According to the City of Dallas agenda packet, the council authorized the conveyance of approximately 7.33 acres located west of South Lancaster Road, south of Mentor Avenue, and east of Denley Drive, about 100 feet from the Dallas Veterans Administration Medical Center and roughly 50 feet from the DART VA Medical Center Station. The site is made up of 30 individual lots zoned as Planned Development District No. 855 and has been in city hands since 2015. The packet pegs the current fair-market "as-is" value of the property at about $1.5 million.

The deal appears on the consent agenda and is described as having "no cost consideration to the City" because the land is being conveyed in exchange for delivering a public-purpose development, according to the City of Dallas.

Terms, funding and timeline

Under the city's legislation, Veterans Community Project must first secure "at least $4 million" in construction funding from charitable and other non-city sources before the deed transfers, and must present a proforma business plan that demonstrates financial feasibility. The nonprofit is also required to incur a minimum of $10 million in eligible investment and to operate the village for a 20-year compliance period or risk a right-of-reversion that would return the land to the city.

The agenda describes a village of roughly 50 stand-alone residential units, including studio homes of at least 240 square feet and family units of at least 320 square feet, along with an approximately 6,000-square-foot community center that will house caseworker offices, a fellowship hall, and a dog-wash room. The city sets a deadline of December 2027 for property acquisition and calls for substantial completion by December 2029, per the City of Dallas filings.

City council and nonprofit reaction

Council Member Maxie Johnson, who said he has pushed for the project since his election, told reporters that "if you have served this country and you're a veteran, we should not have our veterans homeless," according to KERA News.

Bryan Meyer, CEO and co-founder of Veterans Community Project, called the village "a visible reminder" of the community's priorities and said construction will not start until additional funding is locked in. Local reporting notes that VCP plans a phased buildout, starting with sitework and then the first 25 homes.

How VCP's model works

Veterans Community Project operates tiny-home villages that combine pet-friendly 240- to 320-square-foot cottages with one-to-one case management and wraparound services. The nonprofit reports that its approach has about an 85 percent success rate in transitioning veterans into permanent housing. VCP funds its projects largely through philanthropy and local partnerships and has opened villages in Kansas City, Longmont, Milwaukee, and St. Louis. The Dallas plan follows the same no-rent, service-first model, according to Veterans Community Project.

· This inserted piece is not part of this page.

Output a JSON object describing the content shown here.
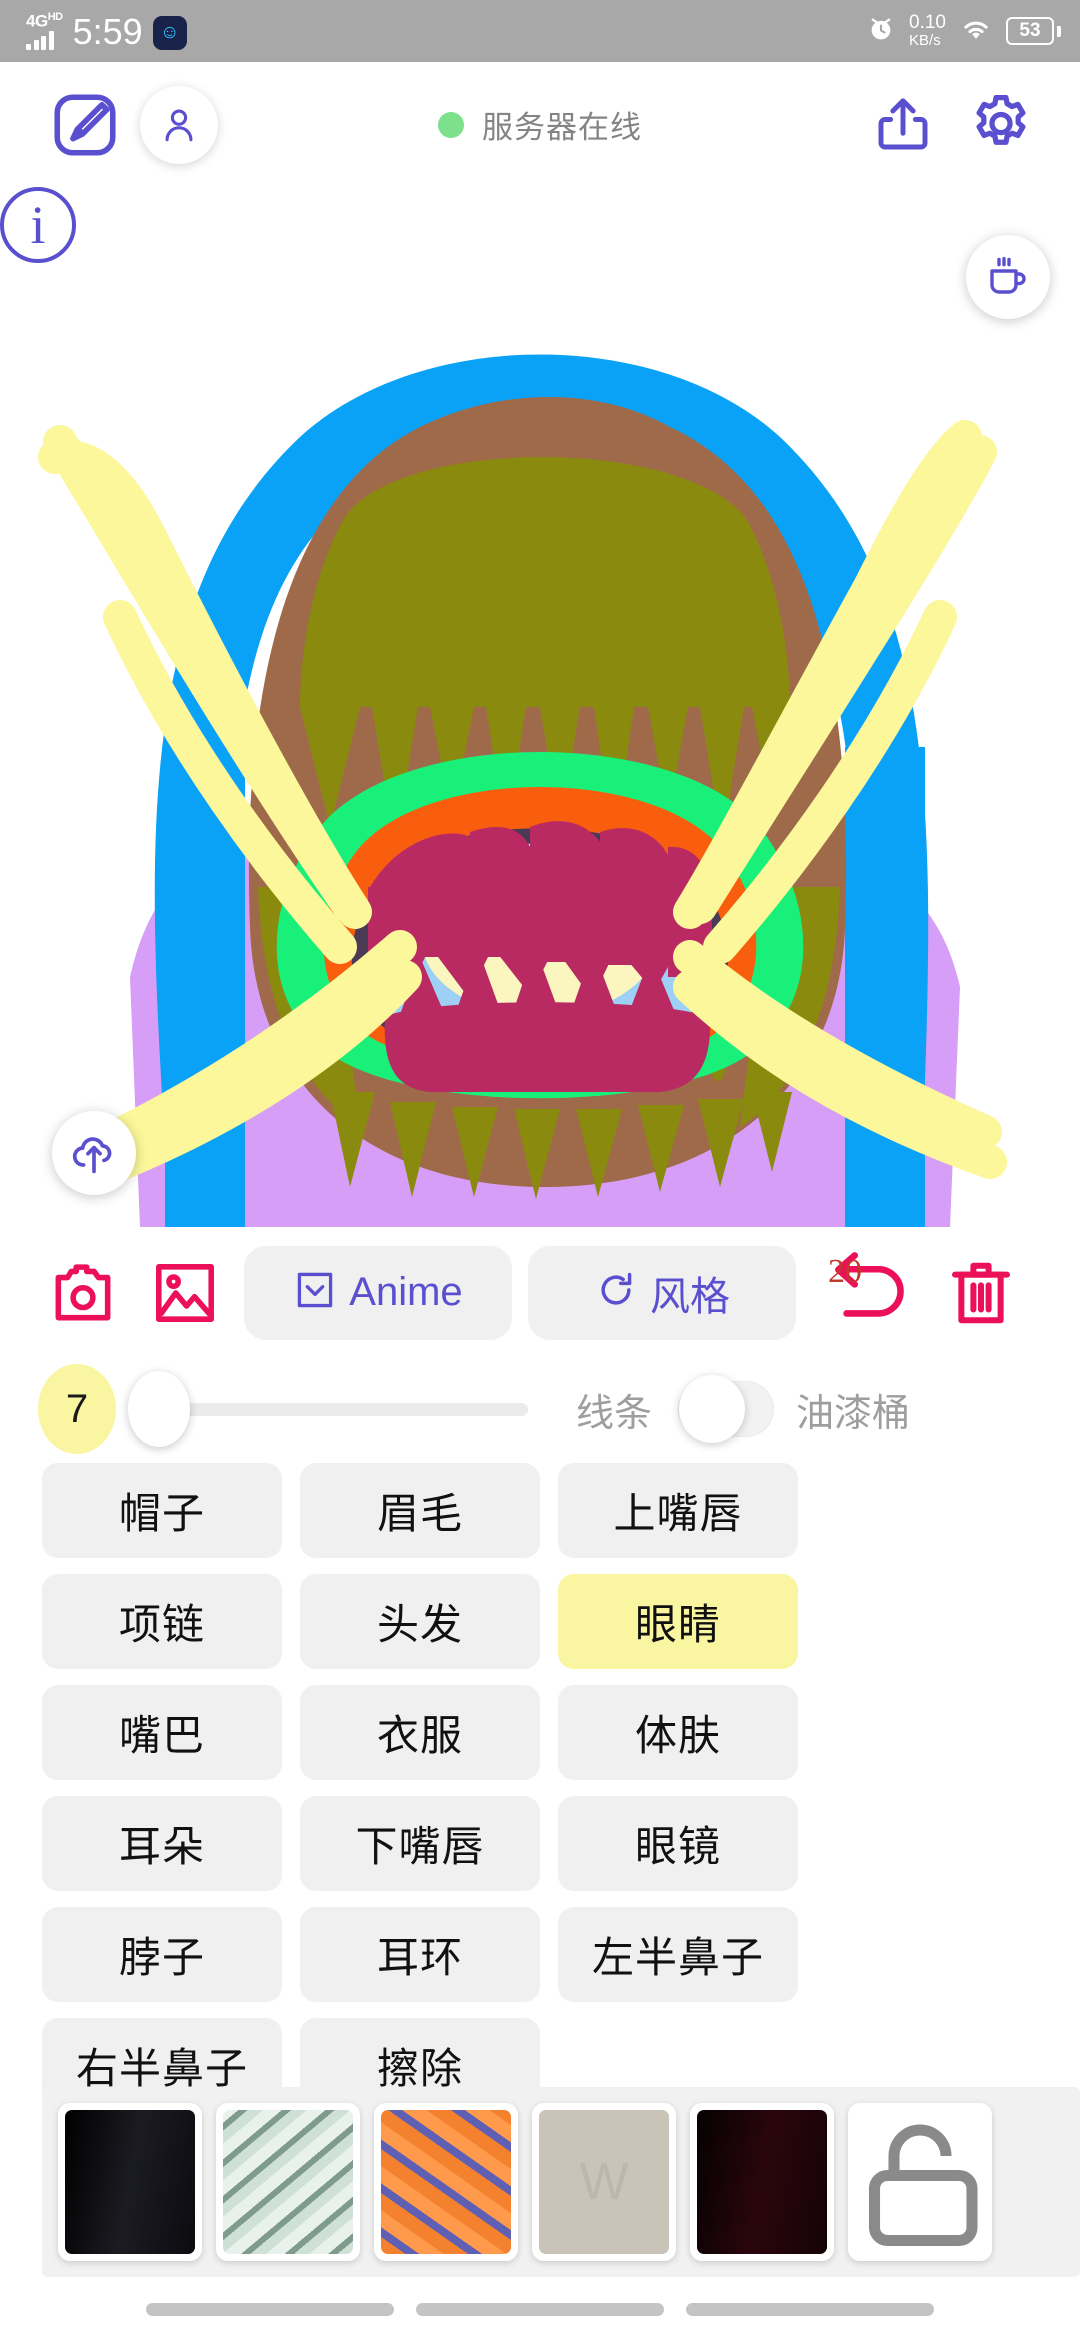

Site history and cost to the city

The block selected for the village carries some baggage. It was once part of the Patriots Crossing saga, a promised mixed-use development that never happened and, as D Magazine has reported, left the city holding about $4.5 million in acquisition costs after the deal collapsed.

Supporters say converting that vacant, often-disputed parcel into housing for veterans is a way to finally squeeze some public benefit out of land that has sat largely unused for years.

What's next

Before Dallas hands over the deed, Veterans Community Project must provide proof of fundraising and secure Director approval of its proforma business plan. If those benchmarks are met, the nonprofit will move ahead with phased construction and local hiring.

If VCP fails to deliver the project within the terms of the agreement, the deed's right-of-reversion clause would kick in and return ownership to the city, a safeguard spelled out in the agenda and local coverage from KERA News.